Les esprits s’échauffent entre la France et le gouvernement malien, pourtant encore alliés dans la lutte anti-djihadiste. Mais l’africaniste Bernard Lugan reste optimiste sur le redéploiement de Barkhane.
“Ce n’est pas un départ de Barkhane, c’est une réorganisation qui est excellente”, affirme Bernard Lugan.
À la tribune de l’ONU, Choguel Maïga avait qualifié la restructuration de Barkhane d’”abandon en plein vol“. Des propos qui ont fait sortir Emmanuel Macron de ses gonds. “J’ai été choqué. Ces propos sont inacceptables“, a-t-il tempêté le 30 octobre, défendait.

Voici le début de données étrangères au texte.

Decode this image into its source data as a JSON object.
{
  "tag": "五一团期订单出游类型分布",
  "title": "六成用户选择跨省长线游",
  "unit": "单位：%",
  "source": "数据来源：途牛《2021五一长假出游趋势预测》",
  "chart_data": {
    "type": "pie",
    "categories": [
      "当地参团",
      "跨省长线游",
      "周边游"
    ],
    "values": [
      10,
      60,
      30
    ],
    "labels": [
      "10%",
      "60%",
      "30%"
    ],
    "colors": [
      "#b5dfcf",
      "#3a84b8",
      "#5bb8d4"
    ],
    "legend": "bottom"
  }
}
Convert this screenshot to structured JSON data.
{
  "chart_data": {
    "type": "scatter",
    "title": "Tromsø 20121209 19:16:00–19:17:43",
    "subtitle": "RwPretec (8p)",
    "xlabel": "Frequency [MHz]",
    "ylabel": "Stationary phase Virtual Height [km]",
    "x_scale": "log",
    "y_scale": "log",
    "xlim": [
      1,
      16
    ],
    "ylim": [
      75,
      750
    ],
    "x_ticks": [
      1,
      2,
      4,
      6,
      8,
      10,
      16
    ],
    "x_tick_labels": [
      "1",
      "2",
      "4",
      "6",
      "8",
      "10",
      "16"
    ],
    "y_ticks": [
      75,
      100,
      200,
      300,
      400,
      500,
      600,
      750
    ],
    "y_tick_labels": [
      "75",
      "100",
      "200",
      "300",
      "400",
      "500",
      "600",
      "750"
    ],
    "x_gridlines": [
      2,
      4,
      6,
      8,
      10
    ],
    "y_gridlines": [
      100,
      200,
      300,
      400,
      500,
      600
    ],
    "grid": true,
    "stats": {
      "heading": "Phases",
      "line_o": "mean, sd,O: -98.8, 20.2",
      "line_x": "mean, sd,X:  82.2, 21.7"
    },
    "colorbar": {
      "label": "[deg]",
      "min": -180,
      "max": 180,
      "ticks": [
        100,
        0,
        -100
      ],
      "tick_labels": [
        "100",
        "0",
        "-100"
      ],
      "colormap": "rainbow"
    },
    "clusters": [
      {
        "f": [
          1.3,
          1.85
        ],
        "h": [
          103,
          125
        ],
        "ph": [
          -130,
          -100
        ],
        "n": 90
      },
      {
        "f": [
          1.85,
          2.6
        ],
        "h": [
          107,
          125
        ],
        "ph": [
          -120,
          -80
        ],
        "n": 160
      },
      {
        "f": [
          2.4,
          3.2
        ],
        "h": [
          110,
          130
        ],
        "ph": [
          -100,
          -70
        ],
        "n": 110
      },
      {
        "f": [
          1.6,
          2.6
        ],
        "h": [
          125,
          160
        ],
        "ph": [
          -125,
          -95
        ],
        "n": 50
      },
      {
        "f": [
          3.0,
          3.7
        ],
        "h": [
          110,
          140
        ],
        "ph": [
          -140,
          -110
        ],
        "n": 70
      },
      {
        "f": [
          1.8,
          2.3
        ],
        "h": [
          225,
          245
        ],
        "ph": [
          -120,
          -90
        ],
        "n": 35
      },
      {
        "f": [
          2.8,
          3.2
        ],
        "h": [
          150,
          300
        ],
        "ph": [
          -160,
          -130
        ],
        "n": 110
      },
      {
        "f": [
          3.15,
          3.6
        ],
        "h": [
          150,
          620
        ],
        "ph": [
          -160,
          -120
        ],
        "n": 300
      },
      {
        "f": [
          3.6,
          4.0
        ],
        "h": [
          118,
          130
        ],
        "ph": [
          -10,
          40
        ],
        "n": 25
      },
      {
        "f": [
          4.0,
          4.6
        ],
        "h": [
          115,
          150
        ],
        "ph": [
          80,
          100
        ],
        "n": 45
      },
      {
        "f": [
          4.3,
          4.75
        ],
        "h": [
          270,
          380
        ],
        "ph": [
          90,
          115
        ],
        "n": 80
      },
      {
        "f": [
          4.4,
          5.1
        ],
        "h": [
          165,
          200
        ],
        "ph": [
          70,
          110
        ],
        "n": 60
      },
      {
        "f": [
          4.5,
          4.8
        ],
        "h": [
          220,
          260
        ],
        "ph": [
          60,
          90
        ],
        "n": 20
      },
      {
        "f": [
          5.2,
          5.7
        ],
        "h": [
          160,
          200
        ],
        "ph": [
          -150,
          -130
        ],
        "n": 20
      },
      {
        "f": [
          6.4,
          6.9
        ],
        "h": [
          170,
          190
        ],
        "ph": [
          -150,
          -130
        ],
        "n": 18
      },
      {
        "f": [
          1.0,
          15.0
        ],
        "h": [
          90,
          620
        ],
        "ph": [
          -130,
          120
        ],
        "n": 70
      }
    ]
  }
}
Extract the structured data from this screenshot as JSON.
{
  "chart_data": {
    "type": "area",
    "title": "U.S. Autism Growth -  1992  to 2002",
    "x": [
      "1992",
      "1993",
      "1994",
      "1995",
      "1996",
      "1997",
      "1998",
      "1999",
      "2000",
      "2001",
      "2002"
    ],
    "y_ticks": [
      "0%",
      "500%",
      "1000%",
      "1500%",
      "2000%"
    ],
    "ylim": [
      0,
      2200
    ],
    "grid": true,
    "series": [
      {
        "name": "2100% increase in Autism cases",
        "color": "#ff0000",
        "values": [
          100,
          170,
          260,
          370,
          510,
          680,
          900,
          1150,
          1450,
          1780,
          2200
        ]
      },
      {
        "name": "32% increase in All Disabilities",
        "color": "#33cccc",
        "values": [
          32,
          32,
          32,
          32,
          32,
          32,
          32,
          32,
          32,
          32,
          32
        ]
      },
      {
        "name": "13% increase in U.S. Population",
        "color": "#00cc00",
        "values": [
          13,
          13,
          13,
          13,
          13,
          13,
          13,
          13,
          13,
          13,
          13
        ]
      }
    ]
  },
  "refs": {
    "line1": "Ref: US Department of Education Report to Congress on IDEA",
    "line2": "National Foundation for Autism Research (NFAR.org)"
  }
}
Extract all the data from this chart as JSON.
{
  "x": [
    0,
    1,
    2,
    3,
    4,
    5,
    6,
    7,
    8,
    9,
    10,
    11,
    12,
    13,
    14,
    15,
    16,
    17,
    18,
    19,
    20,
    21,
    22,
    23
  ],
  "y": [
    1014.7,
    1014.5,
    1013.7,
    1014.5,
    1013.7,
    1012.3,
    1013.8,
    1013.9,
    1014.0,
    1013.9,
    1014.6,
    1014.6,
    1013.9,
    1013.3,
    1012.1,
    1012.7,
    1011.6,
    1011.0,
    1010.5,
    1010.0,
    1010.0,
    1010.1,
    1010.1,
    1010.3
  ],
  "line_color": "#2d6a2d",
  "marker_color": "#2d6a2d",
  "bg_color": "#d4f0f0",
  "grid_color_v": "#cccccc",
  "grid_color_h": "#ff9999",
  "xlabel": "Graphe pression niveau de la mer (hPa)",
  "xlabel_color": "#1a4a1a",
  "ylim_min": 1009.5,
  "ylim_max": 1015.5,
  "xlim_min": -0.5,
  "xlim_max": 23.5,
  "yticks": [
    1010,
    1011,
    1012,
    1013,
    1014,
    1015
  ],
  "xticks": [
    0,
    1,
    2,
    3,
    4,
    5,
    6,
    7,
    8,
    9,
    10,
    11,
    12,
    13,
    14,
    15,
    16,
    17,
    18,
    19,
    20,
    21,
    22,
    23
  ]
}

L’africaniste Bernard Lugan défend, quant à lui, la nouvelle stratégie adoptée par l’état-major français. L’auteur des Guerres du Sahel des origines à nos jours (Éd. L’Afrique réelle) prévoit le renforcement de l’efficacité des troupes françaises pour combattre la “contagion djihadiste“. Constituée initialement de plus de 5.000 hommes dont 1.500 combattants et 4.000 pour défendre les emprises, Barkhane déploiera “2.500 hommes, tous opérationnels, qui vont cogner“. Quittant les trois positions du Nord, Kidal, Tessalit et Tombouctou, la force Barkhane sera reconfigurée au sein de la force européenne Takuba. Celle-ci est composée d’unités de forces spéciales de différents pays.
“Le but de la France n’est pas de gagner la guerre au Sahel”
Et l’africaniste de poursuivre son raisonnement: “Le but de la France n’est pas de gagner la guerre au Sahel.” Pour obtenir une victoire définitive, il faudrait y envoyer soixante mille hommes. Cela reviendrait à “recoloniser l’Ouest africain“. Une démarche impossible. Seconde option, miser sur les armées locales. “Elles en sont incapables“, tranche l’universitaire. L’objectif des militaires français sur le terrain est de “casser les groupes djihadistes et d’empêcher une emprise territoriale“. Et de couper des têtes. Le 17 août, Adnan Abou Walid al-Sahraoui, numéro un de l’État islamique au Sahel (EIGS)* était neutralisé par une frappe française.
Ainsi, l’armée française a “parfaitement rempli son rôle“, conclut notre interlocuteur. Car le conflit sahélien n’est “pas un problème militaire, mais un problème ethno-politique“, c’est-à-dire la dislocation de l’État malien et l’opposition entre diverses populations. Des réalités que les militaires français connaissent “parfaitement“. C’est moins le cas des politiques de l’Hexagone.
“Le drame, c’est que la politique africaine de la France n’est pas dirigée par des africanistes, mais par des gens qui sortent de Sciences Po.”
Un formatage qui serait la cause d’”erreurs politiques considérables“.
*Organisation terroriste interdite en Russie.